A partir da próxima semana, o CV e o PCC serão designados oficialmente como "terroristas globais" e "organizações terroristas estrangeiras". Segundo os EUA, essa rotulagem é necessária porque essas facções já não operam apenas dentro das fronteiras brasileiras, mas possuem ramificações em diversos países da região e já têm integrantes identificados em solo americano — com registros de atuação em estados como Flórida, Nova York e Massachusetts.
O governo Trump reforçou que a decisão faz parte de uma estratégia maior para desmantelar cartéis e cortar as fontes de dinheiro que financiam o narcoterrorismo. O comunicado oficial é claro: a Casa Branca pretende usar todas as ferramentas possíveis para barrar a entrada de drogas e impedir que essas organizações ganhem força em território dos Estados Unidos.
A notícia não foi bem recebida pelo governo brasileiro. No ano passado, o Ministério da Justiça já havia negado um pedido formal para que o Brasil adotasse a mesma classificação.
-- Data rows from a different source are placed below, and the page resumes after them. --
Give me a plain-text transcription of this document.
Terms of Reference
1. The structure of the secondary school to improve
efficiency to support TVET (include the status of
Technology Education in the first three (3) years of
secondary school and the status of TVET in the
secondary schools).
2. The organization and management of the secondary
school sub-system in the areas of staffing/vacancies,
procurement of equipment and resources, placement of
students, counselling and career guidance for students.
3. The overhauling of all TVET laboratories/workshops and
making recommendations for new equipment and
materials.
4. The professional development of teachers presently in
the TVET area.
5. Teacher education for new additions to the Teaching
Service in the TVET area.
A justificativa técnica, defendida pelo secretário nacional de Segurança Pública, Mario Sarrubbo, é que a legislação brasileira é bem específica: para ser terrorismo, o ato precisa ter motivação ideológica, política, religiosa ou de preconceito. Como o PCC e o CV são focados em lucro, tráfico e lavagem de dinheiro, a interpretação do governo é de que eles são "organizações criminosas", e não "grupos terroristas".
O medo nos corredores de Brasília é que, ao carimbar os grupos como terroristas, os Estados Unidos ganhem o "sinal verde" político para ações mais agressivas, inclusive militares, como o país já fez em outras partes do mundo para combater ameaças que considera globais.